Als es schon später Nachmittag ist, machen sich Barby und ihre Kinder auf den Weg nach Hause. Mitten auf einer Wiese entdecken sie eine rote Rose. "Mama, warum blüht schon im März eine rote Rose und warum nur eine einzige?", fragt Laila. Barby lächelt. Sie hat ganz vergessen, es ihnen zu erzählen! "Diese rote Rose ist etwas besonderes! Sie kommt aus dem Elfenland und blüht immer nur am 21. März, dem Frühlingsanfang. Wenn Ihr diese Rose seht, bedeutet dies, dass Euer Dad auf dem Weg zu uns ist. Schon heute Abend werden wir ihn alle sehen."

Nach dem Nachtessen warten alle auf Ailoro. Es klopft an die Türe, und alle springen voller Freude auf! Sie machen ihrem geliebten Elfen-Vater die Türe auf und Jamie springt seinem Dad auf den Arm. Sie begrüssen sich alle, und Jamie flüstert seinem Vater in's Ohr: "Dad?
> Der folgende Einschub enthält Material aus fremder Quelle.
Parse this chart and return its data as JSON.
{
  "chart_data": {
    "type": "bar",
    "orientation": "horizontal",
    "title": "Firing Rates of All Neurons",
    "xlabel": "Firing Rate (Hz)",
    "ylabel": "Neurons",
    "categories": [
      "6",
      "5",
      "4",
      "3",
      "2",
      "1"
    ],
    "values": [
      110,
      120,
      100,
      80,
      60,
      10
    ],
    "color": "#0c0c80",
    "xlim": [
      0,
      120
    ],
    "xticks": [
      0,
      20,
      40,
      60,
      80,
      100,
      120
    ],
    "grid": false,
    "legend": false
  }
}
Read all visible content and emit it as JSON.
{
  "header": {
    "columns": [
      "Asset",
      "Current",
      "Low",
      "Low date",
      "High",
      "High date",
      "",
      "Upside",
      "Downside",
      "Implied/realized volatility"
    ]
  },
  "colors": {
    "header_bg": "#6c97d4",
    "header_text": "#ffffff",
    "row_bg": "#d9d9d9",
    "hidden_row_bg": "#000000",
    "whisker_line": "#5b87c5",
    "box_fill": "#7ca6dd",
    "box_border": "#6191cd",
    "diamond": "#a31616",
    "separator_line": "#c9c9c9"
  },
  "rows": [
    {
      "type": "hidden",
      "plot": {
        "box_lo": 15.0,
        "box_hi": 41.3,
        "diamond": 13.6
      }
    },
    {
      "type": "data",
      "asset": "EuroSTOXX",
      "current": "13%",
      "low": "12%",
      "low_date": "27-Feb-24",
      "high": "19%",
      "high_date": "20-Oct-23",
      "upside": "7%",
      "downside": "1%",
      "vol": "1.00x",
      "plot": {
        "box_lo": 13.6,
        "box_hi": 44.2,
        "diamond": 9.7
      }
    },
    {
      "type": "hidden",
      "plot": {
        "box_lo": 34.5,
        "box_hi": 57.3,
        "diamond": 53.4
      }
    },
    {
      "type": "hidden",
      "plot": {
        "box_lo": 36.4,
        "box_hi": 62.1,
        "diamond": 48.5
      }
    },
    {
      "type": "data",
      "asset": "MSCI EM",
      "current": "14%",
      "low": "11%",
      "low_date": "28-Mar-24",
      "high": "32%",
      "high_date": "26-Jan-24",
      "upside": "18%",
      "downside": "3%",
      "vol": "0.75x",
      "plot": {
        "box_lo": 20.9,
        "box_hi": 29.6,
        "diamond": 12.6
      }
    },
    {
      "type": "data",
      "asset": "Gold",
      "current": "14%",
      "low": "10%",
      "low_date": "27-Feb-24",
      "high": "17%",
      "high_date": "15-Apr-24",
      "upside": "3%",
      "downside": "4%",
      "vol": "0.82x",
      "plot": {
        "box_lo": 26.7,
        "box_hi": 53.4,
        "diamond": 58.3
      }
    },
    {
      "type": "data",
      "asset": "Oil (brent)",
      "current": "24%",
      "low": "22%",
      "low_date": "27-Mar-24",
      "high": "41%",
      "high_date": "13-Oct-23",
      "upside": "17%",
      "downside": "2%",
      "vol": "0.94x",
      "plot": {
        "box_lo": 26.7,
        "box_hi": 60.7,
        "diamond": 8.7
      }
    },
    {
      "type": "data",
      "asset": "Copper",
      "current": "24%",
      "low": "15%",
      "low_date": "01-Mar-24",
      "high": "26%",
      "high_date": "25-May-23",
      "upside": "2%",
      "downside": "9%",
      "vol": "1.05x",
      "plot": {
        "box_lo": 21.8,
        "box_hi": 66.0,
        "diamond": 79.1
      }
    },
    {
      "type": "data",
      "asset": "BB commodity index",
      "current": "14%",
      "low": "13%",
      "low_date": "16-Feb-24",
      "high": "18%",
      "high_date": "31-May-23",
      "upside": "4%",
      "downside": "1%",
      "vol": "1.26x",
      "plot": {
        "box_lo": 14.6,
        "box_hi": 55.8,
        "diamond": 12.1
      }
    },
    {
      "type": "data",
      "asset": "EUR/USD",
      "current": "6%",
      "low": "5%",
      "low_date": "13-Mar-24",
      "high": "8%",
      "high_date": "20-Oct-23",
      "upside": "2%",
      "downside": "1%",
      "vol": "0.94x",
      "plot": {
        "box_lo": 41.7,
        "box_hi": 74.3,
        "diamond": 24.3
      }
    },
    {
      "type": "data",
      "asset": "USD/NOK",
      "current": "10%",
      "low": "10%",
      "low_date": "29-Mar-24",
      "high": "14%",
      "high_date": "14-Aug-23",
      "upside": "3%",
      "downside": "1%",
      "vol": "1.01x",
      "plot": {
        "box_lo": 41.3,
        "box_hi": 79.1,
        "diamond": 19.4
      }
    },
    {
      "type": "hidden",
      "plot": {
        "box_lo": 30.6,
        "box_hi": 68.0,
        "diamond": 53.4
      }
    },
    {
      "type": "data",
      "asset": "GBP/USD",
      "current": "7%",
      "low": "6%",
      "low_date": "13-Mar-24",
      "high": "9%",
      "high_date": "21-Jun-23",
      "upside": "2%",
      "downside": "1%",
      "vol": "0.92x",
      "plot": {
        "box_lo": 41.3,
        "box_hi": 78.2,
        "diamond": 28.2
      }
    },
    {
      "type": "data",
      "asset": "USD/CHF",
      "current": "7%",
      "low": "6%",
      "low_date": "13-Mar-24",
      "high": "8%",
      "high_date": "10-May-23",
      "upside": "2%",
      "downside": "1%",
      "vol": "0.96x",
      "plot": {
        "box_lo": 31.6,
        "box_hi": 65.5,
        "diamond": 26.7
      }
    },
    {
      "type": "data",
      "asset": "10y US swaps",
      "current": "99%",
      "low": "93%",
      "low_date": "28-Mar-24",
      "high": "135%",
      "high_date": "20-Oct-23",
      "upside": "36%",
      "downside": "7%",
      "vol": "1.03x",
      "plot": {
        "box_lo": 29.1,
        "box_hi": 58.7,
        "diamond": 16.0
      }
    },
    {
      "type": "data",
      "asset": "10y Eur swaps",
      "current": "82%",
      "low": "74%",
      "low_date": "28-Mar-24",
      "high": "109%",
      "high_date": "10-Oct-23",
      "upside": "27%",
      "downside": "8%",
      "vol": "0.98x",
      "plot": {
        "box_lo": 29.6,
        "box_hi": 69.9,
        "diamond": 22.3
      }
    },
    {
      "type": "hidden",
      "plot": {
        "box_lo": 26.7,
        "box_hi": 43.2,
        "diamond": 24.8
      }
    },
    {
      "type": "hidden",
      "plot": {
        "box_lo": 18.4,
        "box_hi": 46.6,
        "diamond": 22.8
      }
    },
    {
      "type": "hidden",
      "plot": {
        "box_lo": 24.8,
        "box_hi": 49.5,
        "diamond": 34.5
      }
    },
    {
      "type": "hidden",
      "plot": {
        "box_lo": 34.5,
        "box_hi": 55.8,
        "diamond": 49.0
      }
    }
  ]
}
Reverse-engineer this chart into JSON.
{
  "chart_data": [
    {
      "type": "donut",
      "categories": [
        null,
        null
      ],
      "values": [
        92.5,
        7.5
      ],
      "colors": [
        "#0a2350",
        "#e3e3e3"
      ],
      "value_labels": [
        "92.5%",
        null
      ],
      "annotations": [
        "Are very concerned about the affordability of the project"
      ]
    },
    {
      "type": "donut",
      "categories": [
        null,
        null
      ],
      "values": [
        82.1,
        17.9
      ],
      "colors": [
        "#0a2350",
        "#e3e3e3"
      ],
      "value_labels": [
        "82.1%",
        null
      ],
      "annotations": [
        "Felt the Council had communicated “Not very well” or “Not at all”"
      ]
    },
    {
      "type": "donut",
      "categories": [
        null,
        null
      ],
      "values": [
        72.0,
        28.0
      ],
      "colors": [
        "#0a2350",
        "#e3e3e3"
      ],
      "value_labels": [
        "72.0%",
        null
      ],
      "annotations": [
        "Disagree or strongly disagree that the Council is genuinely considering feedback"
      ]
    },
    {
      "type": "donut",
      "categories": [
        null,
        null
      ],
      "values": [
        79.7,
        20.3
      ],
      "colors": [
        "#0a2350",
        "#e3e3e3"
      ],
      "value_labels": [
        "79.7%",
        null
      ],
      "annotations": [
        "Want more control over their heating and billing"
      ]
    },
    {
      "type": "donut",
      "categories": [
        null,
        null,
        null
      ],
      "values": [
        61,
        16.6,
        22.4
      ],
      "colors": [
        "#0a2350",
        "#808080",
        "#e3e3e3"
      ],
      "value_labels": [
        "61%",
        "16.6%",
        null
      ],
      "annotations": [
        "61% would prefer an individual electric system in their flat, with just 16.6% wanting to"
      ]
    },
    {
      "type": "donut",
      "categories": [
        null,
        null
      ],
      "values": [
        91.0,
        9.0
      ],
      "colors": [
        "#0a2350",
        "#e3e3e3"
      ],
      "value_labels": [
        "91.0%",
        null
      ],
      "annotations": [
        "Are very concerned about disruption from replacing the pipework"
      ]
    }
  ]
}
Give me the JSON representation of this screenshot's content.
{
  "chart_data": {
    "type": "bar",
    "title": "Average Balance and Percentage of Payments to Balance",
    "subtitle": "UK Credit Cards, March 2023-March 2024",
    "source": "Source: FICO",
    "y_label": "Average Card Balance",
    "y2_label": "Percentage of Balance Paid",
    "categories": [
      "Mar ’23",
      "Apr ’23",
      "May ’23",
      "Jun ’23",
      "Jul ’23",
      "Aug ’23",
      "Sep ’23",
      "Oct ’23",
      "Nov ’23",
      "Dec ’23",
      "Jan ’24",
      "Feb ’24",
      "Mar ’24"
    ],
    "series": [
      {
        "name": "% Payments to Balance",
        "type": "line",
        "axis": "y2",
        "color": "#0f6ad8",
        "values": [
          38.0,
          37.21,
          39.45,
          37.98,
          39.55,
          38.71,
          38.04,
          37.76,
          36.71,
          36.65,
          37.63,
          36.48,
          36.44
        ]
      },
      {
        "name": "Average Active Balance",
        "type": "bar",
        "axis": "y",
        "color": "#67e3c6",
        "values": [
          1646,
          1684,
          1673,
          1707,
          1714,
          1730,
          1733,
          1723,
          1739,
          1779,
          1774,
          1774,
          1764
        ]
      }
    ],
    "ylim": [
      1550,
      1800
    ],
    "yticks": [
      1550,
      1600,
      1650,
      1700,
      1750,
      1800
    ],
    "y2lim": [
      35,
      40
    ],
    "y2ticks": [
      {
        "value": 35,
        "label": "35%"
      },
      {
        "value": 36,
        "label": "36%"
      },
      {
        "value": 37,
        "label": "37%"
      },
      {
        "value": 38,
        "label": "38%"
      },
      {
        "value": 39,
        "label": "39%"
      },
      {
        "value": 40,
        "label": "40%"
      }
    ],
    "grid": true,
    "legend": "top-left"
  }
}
Alle erzählen immer, dass es Elfen nur im Märchen gibt, doch ich habe schon immer gewusst, dass es nicht nur ein Märchen ist..." Ailoro hält seinen Kleinen noch fester in seinen Armen und lächelt Barby und seinen beiden anderen Kindern liebevoll zu.


By Marianne, 29. April 2004


© Marianne


Diese Story hat beim Story-Contest April/Mai 2004 mitgemacht.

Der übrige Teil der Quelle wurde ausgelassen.